Patella tendon rupture

This refers to tearing of the tendon that joins the knee cap (and therefore the quads muscles) to the shin bone. It is a significant and serious injury resulting from forcible quads contraction against resistance. It is more common in middle aged athletes or people retuning to sports after several years off.

You will feel intense pain at the front of the knee below the knee cap and will probably feel or hear a tearing or snapping. The knee will be very weak and you may fall to the ground and be unable to stand up or bring the knee out straight. You will not be able to walk with a complete rupture, or raise the leg straight off the ground.

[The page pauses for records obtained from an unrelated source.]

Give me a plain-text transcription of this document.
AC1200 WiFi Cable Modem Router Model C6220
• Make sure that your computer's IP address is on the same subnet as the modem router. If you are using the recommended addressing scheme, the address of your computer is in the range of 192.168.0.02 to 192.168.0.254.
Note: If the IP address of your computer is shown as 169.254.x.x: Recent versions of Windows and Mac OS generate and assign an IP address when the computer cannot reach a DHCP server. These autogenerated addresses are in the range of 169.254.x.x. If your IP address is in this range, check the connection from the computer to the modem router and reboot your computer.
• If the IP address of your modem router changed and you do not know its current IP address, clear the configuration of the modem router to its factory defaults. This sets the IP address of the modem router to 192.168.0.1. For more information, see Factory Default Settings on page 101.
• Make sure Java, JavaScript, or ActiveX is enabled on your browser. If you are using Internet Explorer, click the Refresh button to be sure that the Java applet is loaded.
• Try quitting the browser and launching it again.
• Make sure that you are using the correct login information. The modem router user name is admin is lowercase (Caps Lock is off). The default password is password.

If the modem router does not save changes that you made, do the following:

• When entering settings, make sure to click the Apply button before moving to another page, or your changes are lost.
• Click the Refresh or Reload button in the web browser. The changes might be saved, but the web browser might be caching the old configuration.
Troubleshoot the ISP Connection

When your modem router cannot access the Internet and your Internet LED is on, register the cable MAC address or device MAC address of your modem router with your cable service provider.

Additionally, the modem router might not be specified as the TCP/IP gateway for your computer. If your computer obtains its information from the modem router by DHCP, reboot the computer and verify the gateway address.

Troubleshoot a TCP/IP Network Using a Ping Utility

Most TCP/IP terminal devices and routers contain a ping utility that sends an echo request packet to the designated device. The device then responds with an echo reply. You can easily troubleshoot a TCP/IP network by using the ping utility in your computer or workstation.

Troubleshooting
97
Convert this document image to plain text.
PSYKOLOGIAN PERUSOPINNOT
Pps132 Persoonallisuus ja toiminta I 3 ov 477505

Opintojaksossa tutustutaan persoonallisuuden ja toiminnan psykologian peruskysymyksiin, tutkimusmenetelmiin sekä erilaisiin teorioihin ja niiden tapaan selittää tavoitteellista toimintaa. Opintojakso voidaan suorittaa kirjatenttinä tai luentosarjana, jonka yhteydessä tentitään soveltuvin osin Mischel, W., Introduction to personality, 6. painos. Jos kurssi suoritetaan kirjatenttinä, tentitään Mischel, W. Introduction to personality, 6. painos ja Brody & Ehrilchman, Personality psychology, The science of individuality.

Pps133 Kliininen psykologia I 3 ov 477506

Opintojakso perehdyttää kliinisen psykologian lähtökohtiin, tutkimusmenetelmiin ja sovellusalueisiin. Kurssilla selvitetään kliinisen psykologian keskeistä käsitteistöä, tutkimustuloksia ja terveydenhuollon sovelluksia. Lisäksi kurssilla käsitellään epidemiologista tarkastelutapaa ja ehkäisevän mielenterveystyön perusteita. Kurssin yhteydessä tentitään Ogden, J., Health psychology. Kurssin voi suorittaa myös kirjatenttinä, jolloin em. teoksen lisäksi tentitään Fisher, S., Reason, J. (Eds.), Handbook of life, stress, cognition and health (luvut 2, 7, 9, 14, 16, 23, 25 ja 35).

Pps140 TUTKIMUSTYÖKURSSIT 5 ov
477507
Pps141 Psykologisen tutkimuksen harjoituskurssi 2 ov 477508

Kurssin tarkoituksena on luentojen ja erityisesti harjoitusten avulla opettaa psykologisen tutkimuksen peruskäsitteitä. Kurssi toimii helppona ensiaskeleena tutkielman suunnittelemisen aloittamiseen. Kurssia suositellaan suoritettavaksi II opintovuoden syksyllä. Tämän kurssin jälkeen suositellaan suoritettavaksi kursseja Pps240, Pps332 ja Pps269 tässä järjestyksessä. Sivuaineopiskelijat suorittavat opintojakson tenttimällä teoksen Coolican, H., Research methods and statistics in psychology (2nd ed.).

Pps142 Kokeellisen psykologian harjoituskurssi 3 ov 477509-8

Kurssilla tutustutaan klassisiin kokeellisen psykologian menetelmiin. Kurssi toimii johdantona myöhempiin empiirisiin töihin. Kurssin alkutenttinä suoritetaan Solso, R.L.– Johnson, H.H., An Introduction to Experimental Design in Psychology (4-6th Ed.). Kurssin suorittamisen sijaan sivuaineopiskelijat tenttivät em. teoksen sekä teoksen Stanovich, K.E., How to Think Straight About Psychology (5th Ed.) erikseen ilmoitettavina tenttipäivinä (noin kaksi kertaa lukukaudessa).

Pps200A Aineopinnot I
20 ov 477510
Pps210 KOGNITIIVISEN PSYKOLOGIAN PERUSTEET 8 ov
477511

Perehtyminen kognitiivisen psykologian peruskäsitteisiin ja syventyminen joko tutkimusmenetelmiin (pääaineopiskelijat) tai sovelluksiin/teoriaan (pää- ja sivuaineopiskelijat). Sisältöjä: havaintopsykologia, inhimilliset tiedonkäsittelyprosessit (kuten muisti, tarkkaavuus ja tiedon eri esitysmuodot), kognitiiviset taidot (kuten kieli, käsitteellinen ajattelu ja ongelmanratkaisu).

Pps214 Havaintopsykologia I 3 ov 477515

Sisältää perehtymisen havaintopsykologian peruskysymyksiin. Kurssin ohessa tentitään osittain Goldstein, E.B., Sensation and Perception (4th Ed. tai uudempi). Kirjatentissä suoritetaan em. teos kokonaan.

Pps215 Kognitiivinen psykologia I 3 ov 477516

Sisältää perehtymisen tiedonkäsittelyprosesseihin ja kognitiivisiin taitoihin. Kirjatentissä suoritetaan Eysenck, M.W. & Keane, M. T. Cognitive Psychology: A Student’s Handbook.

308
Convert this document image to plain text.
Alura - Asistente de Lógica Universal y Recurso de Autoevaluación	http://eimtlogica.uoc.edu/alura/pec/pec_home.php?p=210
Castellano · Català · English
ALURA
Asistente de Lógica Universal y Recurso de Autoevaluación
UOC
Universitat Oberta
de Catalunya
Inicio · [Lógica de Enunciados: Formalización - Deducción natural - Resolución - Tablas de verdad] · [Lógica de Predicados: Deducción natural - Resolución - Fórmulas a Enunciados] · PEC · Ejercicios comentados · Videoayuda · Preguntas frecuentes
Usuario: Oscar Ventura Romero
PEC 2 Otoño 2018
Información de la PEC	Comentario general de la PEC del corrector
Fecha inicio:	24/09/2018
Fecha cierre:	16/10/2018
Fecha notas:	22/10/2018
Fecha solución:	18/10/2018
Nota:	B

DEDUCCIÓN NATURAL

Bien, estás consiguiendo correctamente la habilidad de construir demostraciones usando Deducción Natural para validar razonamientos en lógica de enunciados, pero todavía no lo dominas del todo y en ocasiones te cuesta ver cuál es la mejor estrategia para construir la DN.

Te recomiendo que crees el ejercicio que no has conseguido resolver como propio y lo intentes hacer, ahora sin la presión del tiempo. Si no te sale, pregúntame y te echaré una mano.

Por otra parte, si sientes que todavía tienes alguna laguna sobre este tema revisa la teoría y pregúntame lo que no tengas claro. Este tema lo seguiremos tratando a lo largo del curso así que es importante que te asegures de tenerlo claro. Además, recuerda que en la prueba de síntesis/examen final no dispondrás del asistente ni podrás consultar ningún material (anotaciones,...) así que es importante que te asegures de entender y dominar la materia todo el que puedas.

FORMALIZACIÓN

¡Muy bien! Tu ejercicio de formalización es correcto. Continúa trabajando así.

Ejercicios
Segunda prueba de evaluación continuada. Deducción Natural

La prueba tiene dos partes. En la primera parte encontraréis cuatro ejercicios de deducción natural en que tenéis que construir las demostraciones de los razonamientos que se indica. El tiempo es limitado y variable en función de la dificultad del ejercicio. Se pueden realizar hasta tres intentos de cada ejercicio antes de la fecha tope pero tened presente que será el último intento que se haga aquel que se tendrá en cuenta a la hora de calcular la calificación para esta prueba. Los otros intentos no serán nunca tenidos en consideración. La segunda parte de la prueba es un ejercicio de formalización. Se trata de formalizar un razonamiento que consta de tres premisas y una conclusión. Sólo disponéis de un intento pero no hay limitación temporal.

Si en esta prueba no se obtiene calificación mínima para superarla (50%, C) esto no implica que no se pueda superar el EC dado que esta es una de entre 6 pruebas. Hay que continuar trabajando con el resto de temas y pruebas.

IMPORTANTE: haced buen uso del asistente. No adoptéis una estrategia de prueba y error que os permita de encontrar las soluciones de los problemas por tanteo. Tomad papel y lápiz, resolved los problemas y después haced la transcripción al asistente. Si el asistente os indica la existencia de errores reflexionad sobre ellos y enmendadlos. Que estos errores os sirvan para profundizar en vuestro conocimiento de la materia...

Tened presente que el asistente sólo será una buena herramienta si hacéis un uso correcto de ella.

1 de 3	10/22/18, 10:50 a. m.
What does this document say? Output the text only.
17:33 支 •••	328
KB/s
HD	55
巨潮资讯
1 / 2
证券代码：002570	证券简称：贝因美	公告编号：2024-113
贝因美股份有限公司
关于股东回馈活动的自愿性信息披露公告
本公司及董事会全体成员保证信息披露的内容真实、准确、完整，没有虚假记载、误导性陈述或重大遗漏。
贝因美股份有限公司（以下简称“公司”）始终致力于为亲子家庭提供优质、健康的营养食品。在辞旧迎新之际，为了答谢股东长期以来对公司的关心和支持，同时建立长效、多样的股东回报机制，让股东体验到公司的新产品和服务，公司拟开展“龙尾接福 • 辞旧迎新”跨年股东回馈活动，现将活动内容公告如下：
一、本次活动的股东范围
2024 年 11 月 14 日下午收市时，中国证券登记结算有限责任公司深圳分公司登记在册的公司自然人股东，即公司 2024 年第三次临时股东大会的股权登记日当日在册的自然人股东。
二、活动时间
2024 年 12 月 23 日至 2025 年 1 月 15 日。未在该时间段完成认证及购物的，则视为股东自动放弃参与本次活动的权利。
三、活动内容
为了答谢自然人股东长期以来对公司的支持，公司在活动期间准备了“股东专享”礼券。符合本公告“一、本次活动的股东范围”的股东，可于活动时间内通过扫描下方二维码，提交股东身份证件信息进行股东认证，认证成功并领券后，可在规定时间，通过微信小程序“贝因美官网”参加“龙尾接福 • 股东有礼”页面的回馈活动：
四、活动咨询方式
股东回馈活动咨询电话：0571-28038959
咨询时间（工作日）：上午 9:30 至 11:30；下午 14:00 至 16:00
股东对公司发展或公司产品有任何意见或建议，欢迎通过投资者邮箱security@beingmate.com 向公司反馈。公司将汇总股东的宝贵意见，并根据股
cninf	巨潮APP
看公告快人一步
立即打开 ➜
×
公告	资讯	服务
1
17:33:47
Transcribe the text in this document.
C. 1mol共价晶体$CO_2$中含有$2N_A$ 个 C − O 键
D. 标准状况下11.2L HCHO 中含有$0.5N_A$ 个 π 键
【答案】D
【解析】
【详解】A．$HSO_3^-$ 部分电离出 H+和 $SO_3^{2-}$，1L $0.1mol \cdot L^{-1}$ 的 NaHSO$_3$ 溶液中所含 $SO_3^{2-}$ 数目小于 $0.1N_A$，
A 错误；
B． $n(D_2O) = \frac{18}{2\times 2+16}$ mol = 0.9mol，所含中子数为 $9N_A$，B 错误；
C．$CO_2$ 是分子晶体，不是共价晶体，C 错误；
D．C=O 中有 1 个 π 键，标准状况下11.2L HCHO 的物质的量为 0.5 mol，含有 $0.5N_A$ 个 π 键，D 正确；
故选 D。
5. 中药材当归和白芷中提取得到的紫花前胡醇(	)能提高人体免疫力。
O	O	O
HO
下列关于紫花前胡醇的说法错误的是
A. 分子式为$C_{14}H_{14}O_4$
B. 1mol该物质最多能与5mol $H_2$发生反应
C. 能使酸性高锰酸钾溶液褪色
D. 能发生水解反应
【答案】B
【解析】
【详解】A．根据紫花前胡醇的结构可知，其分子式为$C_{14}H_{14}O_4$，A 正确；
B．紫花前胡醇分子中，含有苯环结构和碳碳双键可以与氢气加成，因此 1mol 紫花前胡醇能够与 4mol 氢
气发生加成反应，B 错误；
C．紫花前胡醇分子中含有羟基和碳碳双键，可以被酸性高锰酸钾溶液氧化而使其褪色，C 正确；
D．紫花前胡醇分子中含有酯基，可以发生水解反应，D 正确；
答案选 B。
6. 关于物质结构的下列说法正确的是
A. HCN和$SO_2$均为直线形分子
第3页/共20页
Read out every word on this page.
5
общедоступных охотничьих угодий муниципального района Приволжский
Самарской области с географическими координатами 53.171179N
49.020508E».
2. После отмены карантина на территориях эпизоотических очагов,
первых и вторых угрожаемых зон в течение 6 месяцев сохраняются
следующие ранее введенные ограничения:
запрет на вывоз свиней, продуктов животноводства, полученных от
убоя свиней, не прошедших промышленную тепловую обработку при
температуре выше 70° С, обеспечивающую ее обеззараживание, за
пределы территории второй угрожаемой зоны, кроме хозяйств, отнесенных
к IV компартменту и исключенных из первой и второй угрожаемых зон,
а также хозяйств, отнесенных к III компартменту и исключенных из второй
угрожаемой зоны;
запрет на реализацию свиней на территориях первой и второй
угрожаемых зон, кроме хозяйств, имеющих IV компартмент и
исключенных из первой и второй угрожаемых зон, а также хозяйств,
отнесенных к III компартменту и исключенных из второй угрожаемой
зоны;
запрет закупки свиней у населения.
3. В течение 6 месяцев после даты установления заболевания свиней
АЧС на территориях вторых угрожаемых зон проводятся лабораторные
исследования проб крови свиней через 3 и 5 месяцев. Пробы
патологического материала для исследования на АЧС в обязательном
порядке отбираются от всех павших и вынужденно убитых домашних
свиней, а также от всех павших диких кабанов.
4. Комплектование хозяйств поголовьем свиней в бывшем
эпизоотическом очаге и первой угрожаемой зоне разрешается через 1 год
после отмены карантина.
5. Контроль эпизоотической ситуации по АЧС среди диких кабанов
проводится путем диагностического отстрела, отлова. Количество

This is a serious injury and you will usually need to go to hospital where the diagnosis can be made in accident and emergency. Surgery is required within the first 14 days, so you may not be kept in hospital but put in a cast or brace with the knee out straight. You should arrange to see Mr Willis-Owen promptly for surgery to repair your tendon as soon as possible.

After the initial emergency treatment Mr Willis-Owen will assess the knee for further damage. An ultrasound scan can be used to confirm the diagnosis if there is any doubt. The treatment is surgery to repair the ruptured tendon, followed by a period of time in plaster then braces and careful rehabilitation to get the knee moving and the muscle strength back. You will need to be seen urgently and Mr Willis-Owen will always do his best to carry out your surgery within a few days of your injury. It is well worth seeing someone with considerable experience of this injury as getting the length of the repaired tendon right is critical to making a good recovery. Mr Willis-Owen has developed his own technique for patella tendon repair based on considerable experience.